The resolution of 2560x1600 is the pinnacle of all gaming and the Radeon HD 5970 leaves all its opponents behind here. It even catches up with the GeForce GTX 295 in Tom Clancy’s H.A.W.X. Moreover, the maximum gap from the previous-generation solutions ranges from 100% (in comparison with the Radeon HD 4870 X2) to 200% (compared with the GeForce GTX 295). This biggest gap could be observed in S.T.A.L.K.E.R.: Call of Pripyat where the new card delivered a playable frame rate at the highest graphics quality settings. Overclocking is not as rewarding as at 1920x1200: the maximum performance growth was 19% and we saw it in Far Cry 2.

ATI Radeon HD 5970 Summary

Our suppositions proved totally correct: Radeon HD 5970 did prove to be the fastest gaming graphics cards. And could there have been any other outcome if Radeon HD 5870 with only one RV870 core was in most cases not any slower but sometimes even faster than previous generation dual-processor solutions. Radeon HD 5970, however, has two cores like that onboard. True, since AMD graphics division had to lower the GPU and memory frequencies of the newcomer, its scalability turned out far from the theoretical maximum, but even in this case Radeon HD 5970 didn’t leave Nvidia a single chance. And this situation is going to continue at least until gaming Nvidia solutions on Fermi come out, but even then it is not yet clear, which side will eventually win. The single-processor model of this solution will be a priori inferior to Radeon HD 5970 in terms of technical specifications and computational capacity and the dual-processor modification of this new card will definitely turn out extremely complex and unrealistically expensive. In fact, it may be so complex and expensive that it may never see the light of day. So, we have to admit that AMD one more time managed to secure their ultimate leadership in the 3D gaming graphics market and they have every intention to maintain it for a long time.

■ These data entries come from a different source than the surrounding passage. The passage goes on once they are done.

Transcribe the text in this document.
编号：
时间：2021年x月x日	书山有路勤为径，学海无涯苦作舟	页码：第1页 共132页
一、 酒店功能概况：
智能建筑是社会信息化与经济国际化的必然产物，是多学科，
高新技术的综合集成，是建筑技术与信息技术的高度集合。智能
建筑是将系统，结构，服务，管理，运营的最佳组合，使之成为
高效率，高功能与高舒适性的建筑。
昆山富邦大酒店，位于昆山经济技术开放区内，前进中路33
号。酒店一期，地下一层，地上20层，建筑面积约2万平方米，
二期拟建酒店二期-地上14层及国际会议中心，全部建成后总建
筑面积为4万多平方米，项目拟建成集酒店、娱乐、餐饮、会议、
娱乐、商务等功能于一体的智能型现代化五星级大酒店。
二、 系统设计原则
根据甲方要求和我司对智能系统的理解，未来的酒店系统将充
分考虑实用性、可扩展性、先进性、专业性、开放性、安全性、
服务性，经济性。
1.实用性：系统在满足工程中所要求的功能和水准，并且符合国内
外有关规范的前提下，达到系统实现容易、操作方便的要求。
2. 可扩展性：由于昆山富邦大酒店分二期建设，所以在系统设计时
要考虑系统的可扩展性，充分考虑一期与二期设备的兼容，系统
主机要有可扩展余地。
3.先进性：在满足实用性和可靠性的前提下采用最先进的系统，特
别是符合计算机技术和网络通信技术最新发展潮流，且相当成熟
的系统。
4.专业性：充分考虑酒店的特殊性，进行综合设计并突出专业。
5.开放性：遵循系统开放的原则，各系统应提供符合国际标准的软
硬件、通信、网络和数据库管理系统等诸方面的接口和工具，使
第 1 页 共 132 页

Among the drawbacks of the new Radeon HD 5970 we should point out only large size and relatively high level of generated noise created by its cooling system in 3D mode. But no one has expected a solution designed to demonstrate uncompromising performance advantage in contemporary games to be compact and quiet. Yes, you do have to pay for having two RV870 GPUs onboard, but in our opinion the sacrifices are pretty reasonable. Among other drawbacks we could also mention high price of the new Radeon HD 5970 card, $599, but solutions of this class have never been cheap. Besides, the history of gaming 3D has known even higher prices: remember Nvidia GeForce 880 Ultra that was selling at more than $800. Any enthusiast with $600 budget who wishes to achieve unprecedented gaming speed will be happy to invest in Radeon HD 5970.